3 years ago

Overexpression of GαS in Murine Osteoblasts In Vivo Leads to Increased Bone Mass and Decreased Bone Quality

Kim S Sugamori, Lucia Zhang, Ariana dela Cruz, Colin Claridge, Marc D Grynpas, Jane Mitchell
GαS is a heterotrimeric G protein that transduces signals from activated G protein-coupled receptors on the cell surface to stimulate adenylyl cyclase/cyclic adenosine monophosphate (AMP) signaling. GαS plays a central role in mediating numerous growth and maintenance processes including osteogenesis and bone turnover. Decreased GαS expression or activating mutations in GαS both affect bone, suggesting that modulating GαS protein levels may be important for bone health and development. To examine the effects of increased osteoblastic GαS expression on bone development in vivo, we generated transgenic mice with GαS overexpression in osteoblasts (HOM-Gs mice) driven by the 3.6-kilobase (kb) Col1A1 promoter. Both male and female HOM-Gs mice exhibit increased bone turnover with overactive osteoblasts and osteoclasts, resulting in a high bone mass phenotype with significantly reduced bone quality. At 9 weeks of age, HOM-Gs mice have increased trabecular number, volumetric BMD (vBMD), and bone volume; however, the bone was woven and disorganized. There was also increased cortical bone volume despite an overall reduction in size in HOM-Gs mice along with increased cortical porosity and brittleness. The skeletal phenotype of HOM-Gs mice progressed into maturity at 26 weeks of age with further accrual of trabecular bone, whereas WT mice lost trabecular bone at this age.
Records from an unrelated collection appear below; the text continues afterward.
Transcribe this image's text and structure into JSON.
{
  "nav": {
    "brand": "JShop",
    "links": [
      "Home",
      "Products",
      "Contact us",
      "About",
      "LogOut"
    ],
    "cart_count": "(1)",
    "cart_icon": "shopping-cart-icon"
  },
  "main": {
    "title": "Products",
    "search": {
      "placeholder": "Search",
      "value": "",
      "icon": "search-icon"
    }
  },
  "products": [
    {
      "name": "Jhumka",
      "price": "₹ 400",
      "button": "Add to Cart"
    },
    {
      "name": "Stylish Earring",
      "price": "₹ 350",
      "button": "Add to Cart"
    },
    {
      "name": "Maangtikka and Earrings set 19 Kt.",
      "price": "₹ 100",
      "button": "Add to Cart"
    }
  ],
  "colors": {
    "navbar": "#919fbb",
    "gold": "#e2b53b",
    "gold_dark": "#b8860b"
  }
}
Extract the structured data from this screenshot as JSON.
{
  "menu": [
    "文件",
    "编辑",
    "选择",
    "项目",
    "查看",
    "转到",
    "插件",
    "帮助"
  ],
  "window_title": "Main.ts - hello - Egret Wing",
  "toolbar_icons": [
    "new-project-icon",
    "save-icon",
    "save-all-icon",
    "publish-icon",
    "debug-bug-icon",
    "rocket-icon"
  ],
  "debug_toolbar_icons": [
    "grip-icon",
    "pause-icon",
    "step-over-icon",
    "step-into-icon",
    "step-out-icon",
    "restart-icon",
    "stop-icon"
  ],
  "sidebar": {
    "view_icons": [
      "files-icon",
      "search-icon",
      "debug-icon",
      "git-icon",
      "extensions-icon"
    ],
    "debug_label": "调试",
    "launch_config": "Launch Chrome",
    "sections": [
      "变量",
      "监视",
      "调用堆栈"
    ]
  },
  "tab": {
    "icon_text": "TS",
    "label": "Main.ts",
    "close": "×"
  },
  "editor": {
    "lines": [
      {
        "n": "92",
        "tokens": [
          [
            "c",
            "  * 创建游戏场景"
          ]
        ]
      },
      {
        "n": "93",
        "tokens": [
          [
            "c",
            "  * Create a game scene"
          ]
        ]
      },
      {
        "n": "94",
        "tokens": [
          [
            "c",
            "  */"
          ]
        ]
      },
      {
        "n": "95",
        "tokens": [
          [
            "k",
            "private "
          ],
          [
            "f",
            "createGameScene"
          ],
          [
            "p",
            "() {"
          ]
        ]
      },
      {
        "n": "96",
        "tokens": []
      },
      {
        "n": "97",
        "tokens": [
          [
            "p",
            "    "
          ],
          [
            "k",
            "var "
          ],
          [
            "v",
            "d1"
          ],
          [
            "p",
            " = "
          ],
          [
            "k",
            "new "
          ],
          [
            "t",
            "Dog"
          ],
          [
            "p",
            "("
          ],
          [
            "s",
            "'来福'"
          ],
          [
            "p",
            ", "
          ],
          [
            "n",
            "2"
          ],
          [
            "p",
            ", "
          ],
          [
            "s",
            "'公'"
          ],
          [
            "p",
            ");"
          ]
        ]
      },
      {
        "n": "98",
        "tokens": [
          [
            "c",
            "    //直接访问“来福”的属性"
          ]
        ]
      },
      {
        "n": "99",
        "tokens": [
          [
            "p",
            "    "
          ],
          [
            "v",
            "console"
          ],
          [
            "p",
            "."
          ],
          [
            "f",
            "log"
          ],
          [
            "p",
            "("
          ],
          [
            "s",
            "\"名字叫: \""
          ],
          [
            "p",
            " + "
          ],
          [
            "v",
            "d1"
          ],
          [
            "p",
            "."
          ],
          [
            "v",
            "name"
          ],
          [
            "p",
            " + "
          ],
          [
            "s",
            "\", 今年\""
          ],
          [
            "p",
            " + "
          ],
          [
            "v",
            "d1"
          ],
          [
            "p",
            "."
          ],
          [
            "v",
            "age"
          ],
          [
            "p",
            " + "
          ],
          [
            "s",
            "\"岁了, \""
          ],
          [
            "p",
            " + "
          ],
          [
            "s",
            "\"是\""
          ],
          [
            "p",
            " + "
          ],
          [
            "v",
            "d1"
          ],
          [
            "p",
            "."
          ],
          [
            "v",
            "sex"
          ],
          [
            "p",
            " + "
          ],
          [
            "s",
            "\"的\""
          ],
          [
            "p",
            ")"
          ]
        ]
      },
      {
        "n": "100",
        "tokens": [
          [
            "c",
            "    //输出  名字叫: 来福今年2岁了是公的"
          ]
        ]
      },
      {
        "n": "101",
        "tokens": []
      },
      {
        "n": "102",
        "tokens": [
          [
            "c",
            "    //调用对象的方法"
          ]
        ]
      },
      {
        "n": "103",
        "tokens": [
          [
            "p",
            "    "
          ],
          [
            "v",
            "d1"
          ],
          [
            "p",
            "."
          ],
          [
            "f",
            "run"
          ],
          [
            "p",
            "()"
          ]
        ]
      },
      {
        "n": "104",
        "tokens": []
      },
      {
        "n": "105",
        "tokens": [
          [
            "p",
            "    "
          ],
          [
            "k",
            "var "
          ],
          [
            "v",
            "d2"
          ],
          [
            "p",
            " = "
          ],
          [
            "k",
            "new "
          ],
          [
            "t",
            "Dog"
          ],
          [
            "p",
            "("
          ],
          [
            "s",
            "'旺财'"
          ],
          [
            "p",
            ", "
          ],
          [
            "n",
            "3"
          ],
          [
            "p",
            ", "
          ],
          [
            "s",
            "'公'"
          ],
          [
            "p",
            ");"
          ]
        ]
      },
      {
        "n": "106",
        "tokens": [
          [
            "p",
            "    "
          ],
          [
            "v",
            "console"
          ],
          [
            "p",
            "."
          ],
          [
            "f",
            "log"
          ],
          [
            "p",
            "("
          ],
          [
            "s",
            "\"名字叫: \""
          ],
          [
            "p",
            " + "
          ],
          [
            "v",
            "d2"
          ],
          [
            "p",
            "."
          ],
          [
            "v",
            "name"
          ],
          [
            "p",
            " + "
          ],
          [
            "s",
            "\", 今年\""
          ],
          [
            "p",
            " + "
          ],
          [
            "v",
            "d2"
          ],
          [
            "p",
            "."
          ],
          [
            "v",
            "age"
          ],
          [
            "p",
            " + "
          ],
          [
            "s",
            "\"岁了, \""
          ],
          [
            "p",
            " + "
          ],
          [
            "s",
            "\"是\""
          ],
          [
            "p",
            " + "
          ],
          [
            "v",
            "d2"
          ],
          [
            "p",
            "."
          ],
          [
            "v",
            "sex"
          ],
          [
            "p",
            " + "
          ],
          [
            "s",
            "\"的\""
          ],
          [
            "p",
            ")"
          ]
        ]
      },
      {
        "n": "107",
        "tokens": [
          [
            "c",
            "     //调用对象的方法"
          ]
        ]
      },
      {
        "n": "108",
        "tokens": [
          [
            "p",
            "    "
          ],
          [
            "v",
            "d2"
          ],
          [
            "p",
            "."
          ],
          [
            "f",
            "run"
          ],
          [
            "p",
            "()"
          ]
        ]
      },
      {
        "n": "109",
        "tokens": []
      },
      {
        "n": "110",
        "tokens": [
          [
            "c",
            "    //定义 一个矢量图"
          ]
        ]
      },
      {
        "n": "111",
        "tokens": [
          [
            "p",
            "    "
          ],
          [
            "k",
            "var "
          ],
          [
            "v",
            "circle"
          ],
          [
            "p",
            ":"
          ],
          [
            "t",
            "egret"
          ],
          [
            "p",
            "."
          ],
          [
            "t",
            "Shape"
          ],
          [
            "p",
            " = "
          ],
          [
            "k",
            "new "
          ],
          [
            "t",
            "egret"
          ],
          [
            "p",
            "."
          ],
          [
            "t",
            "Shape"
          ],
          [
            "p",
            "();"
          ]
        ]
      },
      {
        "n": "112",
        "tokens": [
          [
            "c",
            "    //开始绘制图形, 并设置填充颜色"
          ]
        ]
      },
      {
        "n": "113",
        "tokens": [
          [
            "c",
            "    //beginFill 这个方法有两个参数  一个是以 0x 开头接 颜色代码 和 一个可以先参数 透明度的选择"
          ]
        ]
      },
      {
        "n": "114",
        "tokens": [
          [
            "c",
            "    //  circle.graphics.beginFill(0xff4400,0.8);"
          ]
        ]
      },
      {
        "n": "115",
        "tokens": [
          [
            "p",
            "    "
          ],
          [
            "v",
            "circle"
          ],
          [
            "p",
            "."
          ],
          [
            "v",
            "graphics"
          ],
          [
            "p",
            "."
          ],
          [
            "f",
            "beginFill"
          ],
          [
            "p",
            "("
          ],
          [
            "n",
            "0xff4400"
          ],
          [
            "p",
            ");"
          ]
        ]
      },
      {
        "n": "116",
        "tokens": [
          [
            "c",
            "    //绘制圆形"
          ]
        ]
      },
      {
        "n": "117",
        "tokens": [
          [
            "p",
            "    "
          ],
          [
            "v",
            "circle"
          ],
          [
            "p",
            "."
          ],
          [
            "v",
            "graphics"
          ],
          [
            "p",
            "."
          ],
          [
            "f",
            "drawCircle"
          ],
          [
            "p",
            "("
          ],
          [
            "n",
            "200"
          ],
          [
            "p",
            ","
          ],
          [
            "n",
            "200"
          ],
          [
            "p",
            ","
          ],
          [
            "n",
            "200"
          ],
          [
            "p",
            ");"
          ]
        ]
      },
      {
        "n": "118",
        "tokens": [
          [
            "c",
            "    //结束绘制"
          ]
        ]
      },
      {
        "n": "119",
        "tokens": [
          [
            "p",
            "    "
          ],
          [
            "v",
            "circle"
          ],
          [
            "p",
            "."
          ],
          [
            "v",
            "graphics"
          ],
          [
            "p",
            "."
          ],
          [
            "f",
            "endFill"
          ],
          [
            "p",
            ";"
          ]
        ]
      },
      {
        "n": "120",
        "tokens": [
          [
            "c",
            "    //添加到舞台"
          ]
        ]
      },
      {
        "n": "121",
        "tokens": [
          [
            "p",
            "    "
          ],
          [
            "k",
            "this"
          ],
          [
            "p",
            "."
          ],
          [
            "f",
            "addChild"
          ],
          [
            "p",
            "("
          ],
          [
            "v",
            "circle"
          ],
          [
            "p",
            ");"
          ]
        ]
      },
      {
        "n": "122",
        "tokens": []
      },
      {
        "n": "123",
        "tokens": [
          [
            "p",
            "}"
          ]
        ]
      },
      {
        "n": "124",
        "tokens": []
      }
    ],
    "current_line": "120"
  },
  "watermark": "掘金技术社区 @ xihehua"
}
Although cortical bone volume and geometry were similar between mature HOM-Gs and WT mice, increased porosity persisted and the bone was weaker. At the cellular level, these alterations were mediated by an increase in bone resorption by osteoclasts and an overwhelmingly higher increase in bone formation by osteoblasts. In summary, our findings demonstrate that high osteoblastic GαS expression results in aberrant skeletal development in which bone production is favored at the cost of bone quality. © 2017 American Society for Bone and Mineral Research.